Additional Information About This Transaction

Bank of America Corporation will file a Form S-4, MBNA will file a Proxy Statement and both companies will file other relevant documents regarding this transaction with the Securities and Exchange Commission (the “SEC”). MBNA will mail the Proxy Statement/Prospectus to its stockholders. These documents will contain important information about the transaction, and Bank of America and MBNA urge you to read these documents when they become available.

You may obtain copies of all documents filed with the SEC regarding this transaction, free of charge, at the SEC’s website (www.sec.gov). You may also obtain these documents, free of charge, from Bank of America’s website (www.bankofamerica.com) under the tab “About Bank of America” and then under the heading “Investor Relations” and then under the item “Complete SEC Documents”. You may also obtain these documents, free of charge, from MBNA’s website (www.MBNA.com) under the tab “About MBNA” and then under the heading “Investor Relations” and then under the item “SEC Filings.”

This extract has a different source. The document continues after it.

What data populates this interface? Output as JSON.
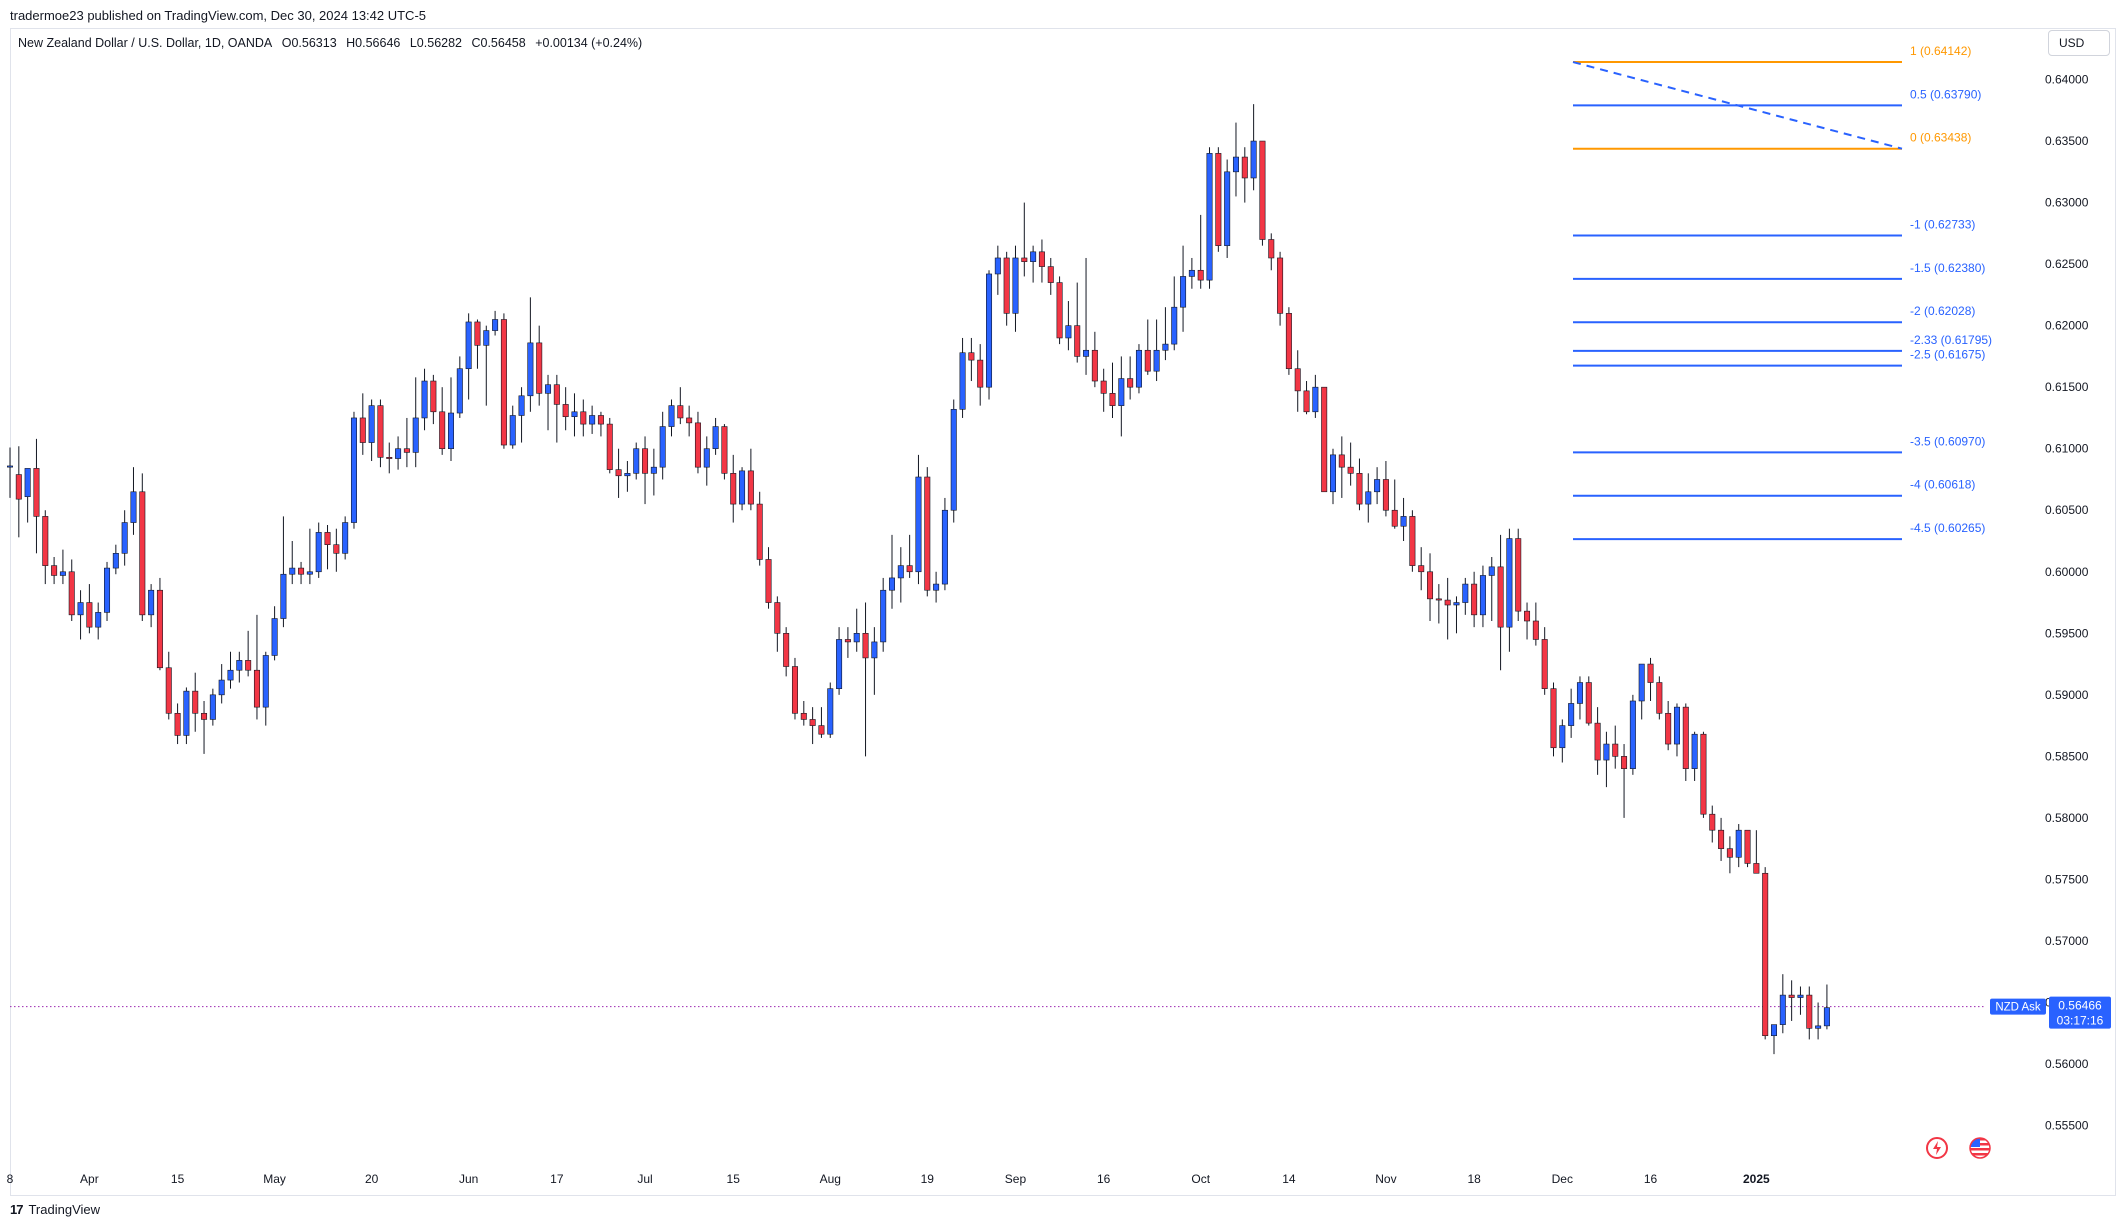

Participants in This Transaction

Bank of America Corporation and MBNA Corporation and their respective directors and executive officers may be deemed participants in the solicitation of proxies from stockholders in connection with this transaction. Information about the directors and executive officers of Bank of America and MBNA and information about other persons who may be deemed participants in this transaction will be included in the Proxy Statement/Prospectus. You can find information about Bank of America’s executive officers and directors in the Registrant’s definitive proxy statement filed with the SEC on March 28, 2005. You can find information about MBNA’s executive officers and directors in their definitive proxy statement filed with the SEC on March 15, 2005. You can obtain free copies of these documents from the Registrant or MBNA using the contact information above.